De moordaanslag op notaris Ghym

Lodewijk August Ghym, notaris te Hengelo van 1822 tot 1875. Lodewijk August Ghym kwam in 1791 ter wereld als zoon van Johan Ludwich Ghym en Anna Maria Christina Bongardt, die in ‘s-Heerenbergh woonden. In 1822 kwam deze Lodewijk August naar Hengelo, hij betrok een kamer bij mevrouw Geertruida Westerholt waar hij zijn praktijk als kantonsnotaris begon. Het zou het begin worden van een loopbaan die meer dan vijftig jaar zou duren.

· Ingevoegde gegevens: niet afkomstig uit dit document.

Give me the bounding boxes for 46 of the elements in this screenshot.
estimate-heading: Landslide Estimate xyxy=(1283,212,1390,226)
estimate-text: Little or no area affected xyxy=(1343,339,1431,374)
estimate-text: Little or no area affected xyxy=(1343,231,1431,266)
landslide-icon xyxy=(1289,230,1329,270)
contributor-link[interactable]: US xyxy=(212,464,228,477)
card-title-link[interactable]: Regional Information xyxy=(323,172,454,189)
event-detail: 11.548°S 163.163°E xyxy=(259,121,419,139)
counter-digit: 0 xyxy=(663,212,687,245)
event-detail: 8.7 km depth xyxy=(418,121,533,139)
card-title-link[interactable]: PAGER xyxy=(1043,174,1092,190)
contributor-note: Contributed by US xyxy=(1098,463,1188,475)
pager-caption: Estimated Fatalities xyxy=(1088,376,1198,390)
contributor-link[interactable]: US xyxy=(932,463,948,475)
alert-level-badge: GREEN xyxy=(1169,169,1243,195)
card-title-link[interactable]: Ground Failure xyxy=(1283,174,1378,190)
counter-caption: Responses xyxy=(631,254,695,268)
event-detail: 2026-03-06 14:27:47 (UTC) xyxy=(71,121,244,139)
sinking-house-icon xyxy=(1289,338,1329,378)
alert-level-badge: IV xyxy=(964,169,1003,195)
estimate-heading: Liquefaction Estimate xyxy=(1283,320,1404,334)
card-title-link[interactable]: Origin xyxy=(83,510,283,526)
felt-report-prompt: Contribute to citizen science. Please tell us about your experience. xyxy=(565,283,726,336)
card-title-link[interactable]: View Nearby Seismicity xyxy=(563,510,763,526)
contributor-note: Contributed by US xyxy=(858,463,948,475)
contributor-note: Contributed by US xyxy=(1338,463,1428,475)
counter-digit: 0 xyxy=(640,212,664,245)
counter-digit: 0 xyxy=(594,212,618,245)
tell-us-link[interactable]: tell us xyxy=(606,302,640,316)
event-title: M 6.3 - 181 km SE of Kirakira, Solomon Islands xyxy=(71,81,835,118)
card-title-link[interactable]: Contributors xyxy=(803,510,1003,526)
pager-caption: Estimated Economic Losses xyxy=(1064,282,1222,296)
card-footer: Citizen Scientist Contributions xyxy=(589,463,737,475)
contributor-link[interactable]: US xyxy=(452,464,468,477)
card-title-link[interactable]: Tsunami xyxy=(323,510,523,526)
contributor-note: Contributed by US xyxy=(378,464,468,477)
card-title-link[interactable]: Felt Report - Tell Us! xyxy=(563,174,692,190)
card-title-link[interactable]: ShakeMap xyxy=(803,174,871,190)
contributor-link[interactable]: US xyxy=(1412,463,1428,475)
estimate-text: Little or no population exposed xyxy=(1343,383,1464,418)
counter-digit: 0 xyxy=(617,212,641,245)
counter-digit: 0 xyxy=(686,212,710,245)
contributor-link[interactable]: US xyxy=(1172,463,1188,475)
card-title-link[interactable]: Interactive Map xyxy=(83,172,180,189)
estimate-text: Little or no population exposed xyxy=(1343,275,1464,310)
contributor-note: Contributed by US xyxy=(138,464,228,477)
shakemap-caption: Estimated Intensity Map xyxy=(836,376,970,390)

Gedurende ruim een halve eeuw zou notaris Ghym het vertrouwen genieten van rijk en arm, van jong en oud, van adel en boerenstand. In 1835 vertrok mevr. Westerholt, zijn hospita, naar Zutphen. De koopman Sally Fortuin werd de nieuwe bewoner, zodoende moest onze notaris naar een andere behuizing omzien. Zijn keus viel op een paar kamers bij de familie Willinck. Op huisnummer 20 in het dorp woonden vijf gezusters Willinck, maar ondanks alle vrouwenhanden in huis woonde de ongehuwde Lodewijk August hier geheel zelfstandig.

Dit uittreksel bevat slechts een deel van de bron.